Syria was expelled from the 22-member Arab League soon after war broke out in 2011. Arab countries have sanctioned Damascus and condemned Assad for using overwhelming military force and failing to negotiate with the opposition.
The reason for al-Bashir’s visit was not immediately clear. But with the war in Syria winding down in favor of Assad as his troops recapture key cities and population centers, some Arab officials have expressed interest in exploring the restoration of ties.
In October, Assad told a little-known Kuwaiti newspaper that Syria had reached a “major understanding” with Arab states after years of hostility. He did not name the Arab countries in the interview, which was his first with a Gulf paper since the war erupted, but he said Arab and Western delegations had begun visiting Syria to prepare for the reopening of diplomatic and other missions.
The interview came on the heels of a surprisingly warm meeting between the Syrian foreign minister and his Bahraini counterpart on the sidelines of the U.N. General Assembly in September in New York. The meeting turned heads because it featured hugs between the two ministers.
The encounter raised questions about whether the Gulf countries, most of them sworn enemies of Assad ally Iran, are reconsidering their relations with Syria.
The Syrian state news agency SANA quoted the Sudanese president as saying during the meeting with Assad that he hopes Syria will recover its important role in the region as soon as possible. He also affirmed Sudan’s readiness to provide all that it can to support Syria’s territorial integrity.

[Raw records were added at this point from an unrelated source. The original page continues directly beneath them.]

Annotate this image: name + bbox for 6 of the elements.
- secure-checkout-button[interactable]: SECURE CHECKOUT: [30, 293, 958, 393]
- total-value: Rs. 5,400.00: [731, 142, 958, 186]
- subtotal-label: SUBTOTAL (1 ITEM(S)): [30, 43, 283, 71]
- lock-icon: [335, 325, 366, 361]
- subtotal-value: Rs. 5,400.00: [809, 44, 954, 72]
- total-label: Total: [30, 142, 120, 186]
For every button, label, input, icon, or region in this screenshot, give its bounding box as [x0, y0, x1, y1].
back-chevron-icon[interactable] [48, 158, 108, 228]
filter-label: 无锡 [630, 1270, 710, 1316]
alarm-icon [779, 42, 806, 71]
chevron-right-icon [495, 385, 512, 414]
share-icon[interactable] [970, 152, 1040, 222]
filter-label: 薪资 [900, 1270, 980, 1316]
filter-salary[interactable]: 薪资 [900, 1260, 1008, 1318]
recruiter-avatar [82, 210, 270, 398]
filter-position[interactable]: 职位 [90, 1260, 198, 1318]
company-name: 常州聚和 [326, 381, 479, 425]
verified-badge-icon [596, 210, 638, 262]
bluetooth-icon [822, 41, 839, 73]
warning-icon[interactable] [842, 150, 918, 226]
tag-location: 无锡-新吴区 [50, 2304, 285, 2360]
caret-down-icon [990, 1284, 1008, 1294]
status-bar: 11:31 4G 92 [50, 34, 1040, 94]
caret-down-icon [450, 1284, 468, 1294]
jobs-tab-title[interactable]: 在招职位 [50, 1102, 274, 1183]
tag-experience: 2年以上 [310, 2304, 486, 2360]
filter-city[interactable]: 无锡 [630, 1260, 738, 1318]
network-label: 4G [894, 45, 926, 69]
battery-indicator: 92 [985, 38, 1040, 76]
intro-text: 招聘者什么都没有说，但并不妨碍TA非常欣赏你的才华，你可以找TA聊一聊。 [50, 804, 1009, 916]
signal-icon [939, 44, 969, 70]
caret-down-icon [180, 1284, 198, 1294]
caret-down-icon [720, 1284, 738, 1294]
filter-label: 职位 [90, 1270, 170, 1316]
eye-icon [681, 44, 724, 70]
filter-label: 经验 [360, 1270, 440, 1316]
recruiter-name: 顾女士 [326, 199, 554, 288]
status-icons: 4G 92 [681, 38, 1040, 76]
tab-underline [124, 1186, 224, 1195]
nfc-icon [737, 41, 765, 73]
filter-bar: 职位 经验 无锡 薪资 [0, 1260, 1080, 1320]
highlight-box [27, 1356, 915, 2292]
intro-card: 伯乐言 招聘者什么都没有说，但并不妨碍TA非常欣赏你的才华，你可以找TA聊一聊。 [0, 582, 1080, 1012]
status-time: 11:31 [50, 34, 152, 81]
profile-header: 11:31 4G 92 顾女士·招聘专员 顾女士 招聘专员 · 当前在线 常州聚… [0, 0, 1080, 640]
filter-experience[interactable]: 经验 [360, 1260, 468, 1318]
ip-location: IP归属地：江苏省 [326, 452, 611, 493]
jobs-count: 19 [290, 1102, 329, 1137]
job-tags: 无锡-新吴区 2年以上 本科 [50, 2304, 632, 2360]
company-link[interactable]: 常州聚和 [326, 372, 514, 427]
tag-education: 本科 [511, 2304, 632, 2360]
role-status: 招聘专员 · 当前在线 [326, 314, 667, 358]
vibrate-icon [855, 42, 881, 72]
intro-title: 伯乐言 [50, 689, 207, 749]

SANA said Assad thanked al-Bashir for his visit, asserting that it will give strong momentum for restoring relations between the two countries “to the way it was before the war on Syria.”
Photographs transmitted by SANA showed the two leaders shaking hands at the airport in front of a Russian plane that appears to have brought al-Bashir to Syria. Russia, a key ally of Assad, maintains an airbase southeast of the Syrian city of Latakia.
Al-Bashir has been Sudan’s leader since 1989 and is wanted by the International Criminal Court in the Netherlands to face war crimes charges stemming from a conflict in his own country.